LE MURMURE DU STEIR
Le vent s’invita, tournoyant doucement autour des réverbères. Marion frissonna, non de froid, mais de cette étrange sensation que le temps, ce soir-là, n’avait plus de repères.
La passerelle vibra sous ses pas. En contrebas, l’eau, bousculée, formait de légères volutes, comme si elle se souvenait des pas de ceux qui, jadis, l’avaient contemplée.
Marion ralentit. Sur la rive opposée, un chat s’était hissé sur une barrière rouillée, impassible malgré la pluie. Leurs regards se croisèrent. Pas un mot. Juste ce lien silencieux entre deux êtres abrités par la même mélancolie.
Un klaxon lointain s’éleva, cassant brièvement l’enchantement. Marion se redressa. Déjà, la pluie se faisait plus fine, comme un rideau qui se lève.
Elle poursuivit sa marche. Quelque part, dans le cœur de la ville, l’attendait peut-être une lumière.

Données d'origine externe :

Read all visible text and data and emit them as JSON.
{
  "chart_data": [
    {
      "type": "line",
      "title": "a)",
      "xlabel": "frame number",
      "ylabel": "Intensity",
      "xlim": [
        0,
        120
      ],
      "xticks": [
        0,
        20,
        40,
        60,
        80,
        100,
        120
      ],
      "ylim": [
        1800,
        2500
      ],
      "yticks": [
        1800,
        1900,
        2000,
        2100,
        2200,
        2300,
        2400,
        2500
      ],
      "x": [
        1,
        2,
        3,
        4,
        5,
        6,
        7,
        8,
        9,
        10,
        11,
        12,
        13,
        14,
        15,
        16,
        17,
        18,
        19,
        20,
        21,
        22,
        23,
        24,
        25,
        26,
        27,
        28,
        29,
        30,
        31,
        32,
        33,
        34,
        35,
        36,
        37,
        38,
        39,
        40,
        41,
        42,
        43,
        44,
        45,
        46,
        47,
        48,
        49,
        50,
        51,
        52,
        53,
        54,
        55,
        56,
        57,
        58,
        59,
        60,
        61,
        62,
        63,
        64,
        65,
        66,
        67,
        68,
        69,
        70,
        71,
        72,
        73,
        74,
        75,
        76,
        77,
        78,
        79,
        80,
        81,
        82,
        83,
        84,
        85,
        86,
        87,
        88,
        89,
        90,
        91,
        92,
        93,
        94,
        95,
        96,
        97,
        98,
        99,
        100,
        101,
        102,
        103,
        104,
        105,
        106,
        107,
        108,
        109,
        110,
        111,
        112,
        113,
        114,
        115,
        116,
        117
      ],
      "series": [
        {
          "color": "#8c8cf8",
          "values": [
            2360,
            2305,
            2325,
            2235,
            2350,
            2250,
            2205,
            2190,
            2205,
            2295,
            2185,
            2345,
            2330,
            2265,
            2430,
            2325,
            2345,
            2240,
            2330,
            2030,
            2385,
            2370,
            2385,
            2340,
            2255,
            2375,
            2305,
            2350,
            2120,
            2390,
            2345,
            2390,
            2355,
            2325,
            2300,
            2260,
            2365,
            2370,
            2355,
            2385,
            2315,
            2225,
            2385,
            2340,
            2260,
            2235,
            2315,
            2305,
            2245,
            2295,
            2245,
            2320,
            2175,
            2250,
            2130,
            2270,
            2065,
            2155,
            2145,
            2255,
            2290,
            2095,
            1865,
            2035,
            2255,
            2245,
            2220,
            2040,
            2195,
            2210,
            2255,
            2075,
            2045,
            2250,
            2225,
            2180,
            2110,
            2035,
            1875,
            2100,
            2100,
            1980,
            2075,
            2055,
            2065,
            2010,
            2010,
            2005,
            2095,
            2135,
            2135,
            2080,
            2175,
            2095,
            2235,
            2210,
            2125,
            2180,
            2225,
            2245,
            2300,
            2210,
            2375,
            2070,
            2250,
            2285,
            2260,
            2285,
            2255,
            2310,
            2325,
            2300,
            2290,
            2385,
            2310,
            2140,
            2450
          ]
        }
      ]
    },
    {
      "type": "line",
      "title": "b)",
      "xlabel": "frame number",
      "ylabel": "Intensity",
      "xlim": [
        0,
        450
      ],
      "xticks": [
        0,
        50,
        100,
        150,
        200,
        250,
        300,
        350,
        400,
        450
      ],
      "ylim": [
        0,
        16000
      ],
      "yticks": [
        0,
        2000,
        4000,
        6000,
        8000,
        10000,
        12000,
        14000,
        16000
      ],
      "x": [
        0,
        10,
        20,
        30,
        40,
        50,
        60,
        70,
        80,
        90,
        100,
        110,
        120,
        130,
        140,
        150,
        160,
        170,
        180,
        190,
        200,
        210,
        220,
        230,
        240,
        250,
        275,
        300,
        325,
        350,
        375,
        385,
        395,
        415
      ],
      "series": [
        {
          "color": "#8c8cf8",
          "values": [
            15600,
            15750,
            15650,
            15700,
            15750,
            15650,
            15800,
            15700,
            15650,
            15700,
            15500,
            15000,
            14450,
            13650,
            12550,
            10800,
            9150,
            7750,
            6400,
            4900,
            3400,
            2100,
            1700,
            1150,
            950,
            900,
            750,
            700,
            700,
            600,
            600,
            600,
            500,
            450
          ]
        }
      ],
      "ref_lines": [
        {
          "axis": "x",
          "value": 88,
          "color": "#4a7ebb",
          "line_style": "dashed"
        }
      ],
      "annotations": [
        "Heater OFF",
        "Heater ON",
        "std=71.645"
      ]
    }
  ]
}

La pluie s’était calmée, mais l’air, lui, demeurait chargé de cette humidité qui fait gonfler les pierres et assourdit les sons. Les toits luisaient d’un éclat terne. Marion observa son reflet, diffracté par une flaque aux bords incertains. Son visage, déformé, semblait appartenir à une autre.
Elle longea le Steïr sans hâte. Les vitrines des maisons anciennes brillaient de reflets ocre. Certaines laissaient deviner des intérieurs encore éclairés — silhouettes floues, rires timides, effluves de repas chauds. Cela la frôla, sans la pénétrer.
Elle bifurqua, gagnant une ruelle étroite que seule la mémoire pouvait lui faire retrouver. Là, le pavé était plus irrégulier, l’odeur plus végétale. Le lierre avait conquis les murs. Marion toucha distraitement une feuille trempée. Un souvenir surgit — une cour d’école, un banc de pierre, une promesse oubliée.
Soudain, une voix. Faible. Hésitante.
— Marion ?
Elle se figea.
La voix ne portait ni menace ni joie, juste la surprise nue d’un passé qui ressurgit sans frapper.